A few words must be said about the likely systematic errors in these assessments. An attempt has been made to adjust for the incomplete areal coverage of the shelf on the assumption that mean fish densities in the inshore shallow areas are the same as on the outer shelf. Inshore areas are often especially rich in fish and the adjustment may thus be an underestimate. There are two further sources of bias which also lead to underestimation. The acoustic system does not cover the depth layer from the surface down to well below the depth of the transducer at about 15 m, nor will it obtain echoes from fish very close (within about 1/2-l m) to the sea bottom. These effects on the total biomass estimates cannot be quantified, but they are not likely to represent more than a minor fraction.
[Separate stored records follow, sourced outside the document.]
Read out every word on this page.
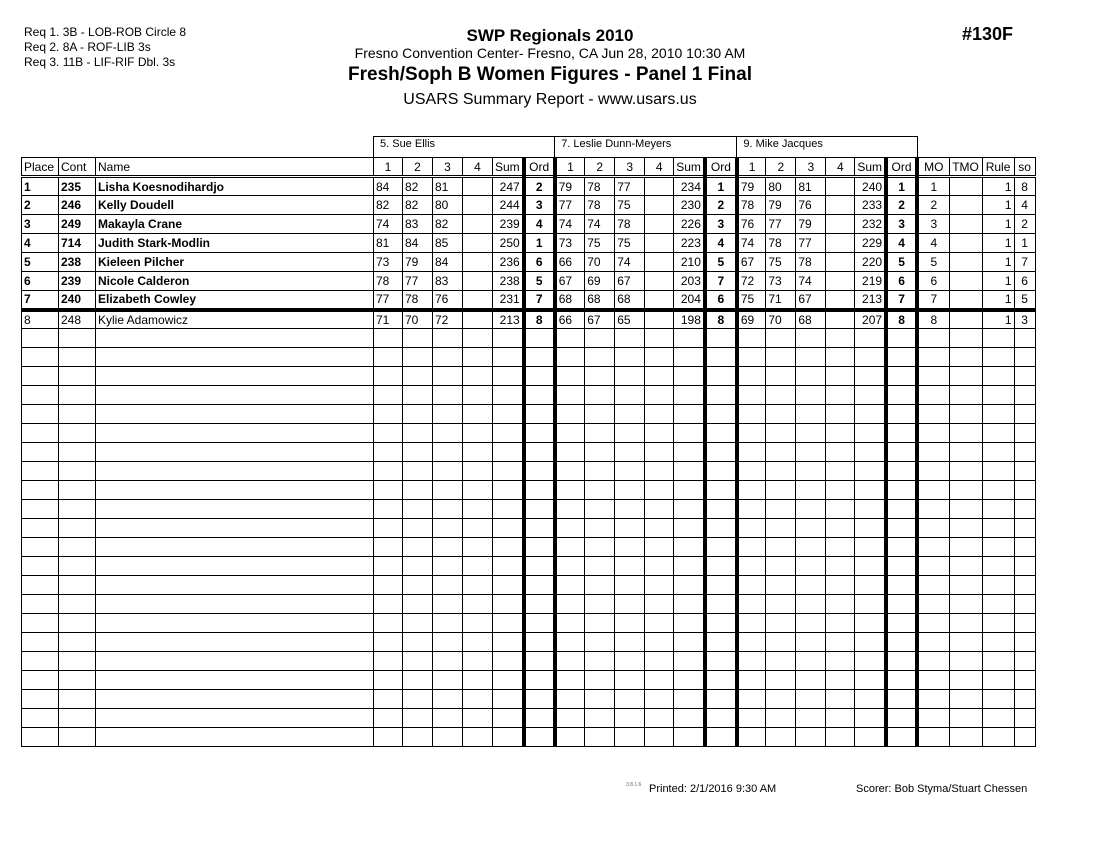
Req 1. 3B - LOB-ROB Circle 8
Req 2. 8A - ROF-LIB 3s
Req 3. 11B - LIF-RIF Dbl. 3s
SWP Regionals 2010
Fresno Convention Center- Fresno, CA Jun 28, 2010 10:30 AM
Fresh/Soph B Women Figures - Panel 1 Final
USARS Summary Report - www.usars.us
#130F
			5. Sue Ellis						7. Leslie Dunn-Meyers						9. Mike Jacques									
Place	Cont	Name	1	2	3	4	Sum	Ord	1	2	3	4	Sum	Ord	1	2	3	4	Sum	Ord	MO	TMO	Rule	so
1	235	Lisha Koesnodihardjo	84	82	81		247	2	79	78	77		234	1	79	80	81		240	1	1		1	8
2	246	Kelly Doudell	82	82	80		244	3	77	78	75		230	2	78	79	76		233	2	2		1	4
3	249	Makayla Crane	74	83	82		239	4	74	74	78		226	3	76	77	79		232	3	3		1	2
4	714	Judith Stark-Modlin	81	84	85		250	1	73	75	75		223	4	74	78	77		229	4	4		1	1
5	238	Kieleen Pilcher	73	79	84		236	6	66	70	74		210	5	67	75	78		220	5	5		1	7
6	239	Nicole Calderon	78	77	83		238	5	67	69	67		203	7	72	73	74		219	6	6		1	6
7	240	Elizabeth Cowley	77	78	76		231	7	68	68	68		204	6	75	71	67		213	7	7		1	5
8	248	Kylie Adamowicz	71	70	72		213	8	66	67	65		198	8	69	70	68		207	8	8		1	3

3.8.1.6 Printed: 2/1/2016 9:30 AM	Scorer: Bob Styma/Stuart Chessen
Only a part of the biomass can be harvested on a sustained basis. For long-lived larger fish the harvestable part is smaller than for smaller shortlived fish. The transformation from standing biomass to sustained yield is also complicated by the observed fluctuations of the biomass and the uncertainties regarding the effects on the stocks of the present fishery which is reported to be about 300 000 tons/year. A yield estimate on the conservative side is obtained by using the simple mean of the two biomass values. This would give an average standing stock of about 1 million ton of small pelagic fish and 750 000 tons of demersal and semi-demersal fish. Assuming the yield fractions for these to be 0.5 and 0.25 (based on assumed values of natural mortality M of 1.0 and 0.5 respectively) the annual potential yields would be 0.5 million tons of small pelagic fish and nearly 200 000 tons of demersal- and semi-demersal fish.

Higher estimates of the sustained yields are obtained if it is assumed that the curves describing the seasonal fluctuations in biomass approximates a sinus form. The mean available biomasses are then well over 1.1 million tonnes of pelagic fish and 800 thousand tonnes of "other fish". A possible "upper" limit for the yield estimates can be obtained by assuming the natural mortality for small pelagic fish to be 1.2 and that of "other fish" to be 0.7. The latter may include a fishing mortality component. The yield fractions will then be 0.6 and 0.35, and the sustained yields will be 670 thousand tonnes and 290 thousand tonnes.

The estimates can be summarized as follows (1 000 tonnes)

	Lower estimates		Higher estimates
	Mean biomass	Yield	Mean biomass	Yield
Pelagic fish	1 000	500	1 100	670
Demersal and semi-demersal fish	750	200	830	290
Total	1 750	700	1 930	960

Both of these estimates indicate a considerable potential for increase of the present catch provided the types of resources are economically and technically acceptable. And with the development of the various components of a fishery information will be obtained which can help improve the assessments obtained here.

A total yield of the order of 700-900 thousand tons agrees reasonable well with several previous estimates. In "Notes on Fisheries in Burma" dated 6 January 1978 the following assessments are quoted:

		Tonnes
S. Jones & Banerjee	1968	1 575.000
Prasad R.et al	1970	726.000
Gulland	1972	625.000
Menon	1977	1 512.000

The first and last of these figures probably refer to the total standing biomass.

The fishing experiments although carried out for the main purposes of identification and sampling, also provided valuable information on catch rates. On the average catch rates in survey-fishing will be lower than in commercial fisheries. The review of the fishing results below show that the obtained catch rates in a general way confirm the relatively high abundance of fish resources in Burmese waters.

	BOTTOM TRAWL		PELAGIC TRAWL
	Oct-Nov /79	Mar-Apr /80	Oct-Nov /79	Mar-Apr /80
ARAKAN
Number of stations	45	28	11	22
Mean total catch per hour	609	1285	132	238
Max. Catch rates*	6390	5254	378	680
DELTA
Number of stations	44	57	26	39
Mean total catch per hour	506	513	232	559
Max. Catch rates*	2260	1380	1142	5340
TENNASSERIM
Number of stations	16	26	7	30
Mean total catch per hour	894	1041	83	297
Max. Catch rates*	3930	5067	504	1062

* Means of 3 highest catches.